Print Version    Email to Friend
Cardinal hails u-turn in child refugee policy

MANCHESTER (CNS): Vincent Cardinal Nichols, from Westminster, the United Kingdom (UK), welcomed a U-turn by the British government over the resettlement of child refugees.

“I am very happy that the government is extending an offer of sanctuary to a greater number of children fleeing conflict, while continuing to combat the evils of human trafficking,” said the cardinal in a statement in response to a May 4 announcement by the prime minister, David Cameron, that the UK will accept an unspecified number of unaccompanied children who arrived in the European Union (EU) from Syria.

Under pressure from Parliament, Cameron said the UK would not only take in 3,000 children from refugee camps in the Middle East, but also that children registered in Greece, Italy or France before March 20, the date when an EU deal with Turkey to repatriate migrants took effect, would also be eligible for resettlement in Britain.

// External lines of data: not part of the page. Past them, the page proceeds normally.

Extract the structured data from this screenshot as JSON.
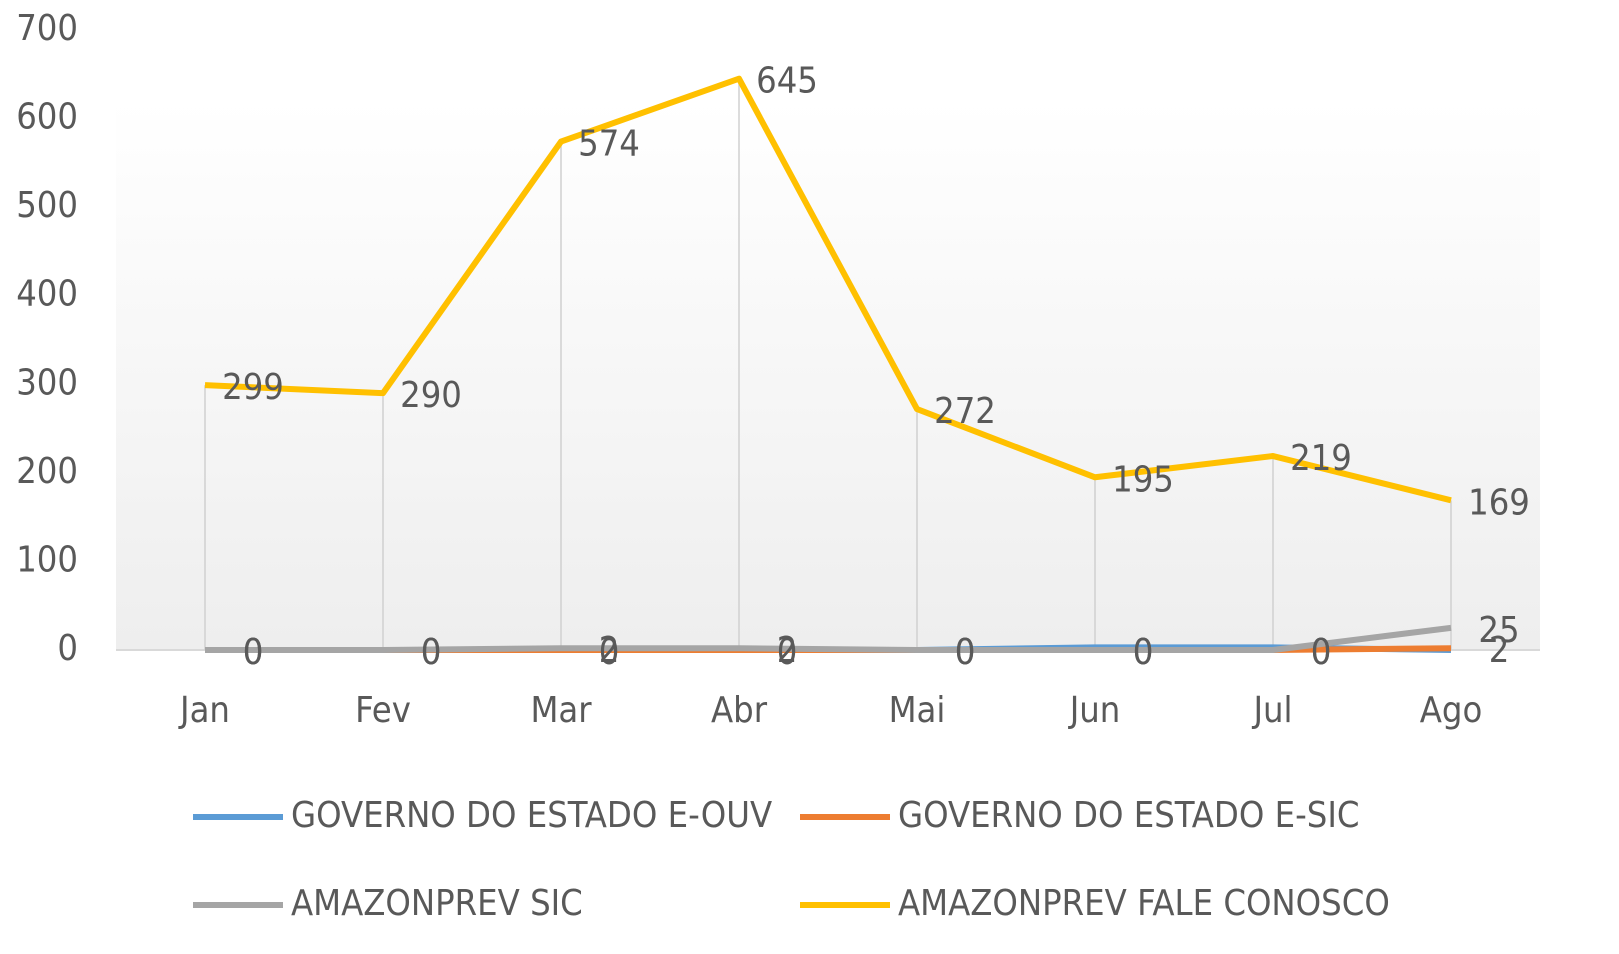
{
  "chart_data": {
    "type": "line",
    "categories": [
      "Jan",
      "Fev",
      "Mar",
      "Abr",
      "Mai",
      "Jun",
      "Jul",
      "Ago"
    ],
    "series": [
      {
        "name": "GOVERNO DO ESTADO E-OUV",
        "color": "#5b9bd5",
        "values": [
          0,
          0,
          0,
          0,
          0,
          3,
          3,
          0
        ],
        "data_labels": false
      },
      {
        "name": "GOVERNO DO ESTADO E-SIC",
        "color": "#ed7d31",
        "values": [
          0,
          0,
          0,
          0,
          0,
          0,
          0,
          2
        ],
        "data_labels": true
      },
      {
        "name": "AMAZONPREV SIC",
        "color": "#a5a5a5",
        "values": [
          0,
          0,
          2,
          2,
          0,
          0,
          0,
          25
        ],
        "data_labels": true
      },
      {
        "name": "AMAZONPREV FALE CONOSCO",
        "color": "#ffc000",
        "values": [
          299,
          290,
          574,
          645,
          272,
          195,
          219,
          169
        ],
        "data_labels": true
      }
    ],
    "ylim": [
      0,
      700
    ],
    "yticks": [
      0,
      100,
      200,
      300,
      400,
      500,
      600,
      700
    ],
    "drop_lines": true,
    "legend": "bottom"
  }
}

However, the prime minister said that migrant children who arrive after that date would not be taken in because the government does not want to encourage human trafficking. 

In his statement, Cardinal Nichols, president of the Bishops’ Conference of England and Wales, expressed satisfaction that the government had struck the right balance.

He said, “The UK’s response to the refugee crisis is improving the lives of thousands.’ He added, “I encourage the Catholic community to keep on playing its part through working with local authorities, being generous with time and resources, and extending the hand of welcome to refugees arriving here.”

Days earlier on May 2, in his homily at an annual diocesan Mass for migrants Cardinal Nichols said, “While it is right to keep silent when children are asleep, it is never right to stay silent when they are perishing at sea or at risk in hostile camps.”

He told the congregation that they should protest against immigration policies that could put the lives of children at risk, suggesting that new policies aimed at restricting immigration meant that the United Kingdom could not show greater hospitality to refugees even if its citizens wanted to.

“From those who deal in creating fear of migrant people and who seek to profit from that fear, whether financially or politically, we ask for a more responsible leadership, a leadership that looks at all that we gain as well as the problems we confront,” the cardinal said.

Alluding to the EU deal with Turkey to expel migrants, he criticised “international plans that often seem to treat people purely as problems or even as packages to be sent from place to place.”

He said, “We hope that the way in which governments respond to the immense challenge which faces us will take more seriously the personal generosity of so many, in this country, too, who are willing to welcome refugees and desperate migrants and yet are hindered from doing so by policies shaped more by caution and fear.” 

He continued, “We hear reports of sadness, dismay, frustration, anger, rejection and humiliation: from Iraq and Jordan, to Libya and Calais” adding that, “Yes, this is ‘a vale of tears’ as both the Mediterranean and the Aegean Seas become, in the Holy Father’s words, graveyards for children, the elderly and their families.”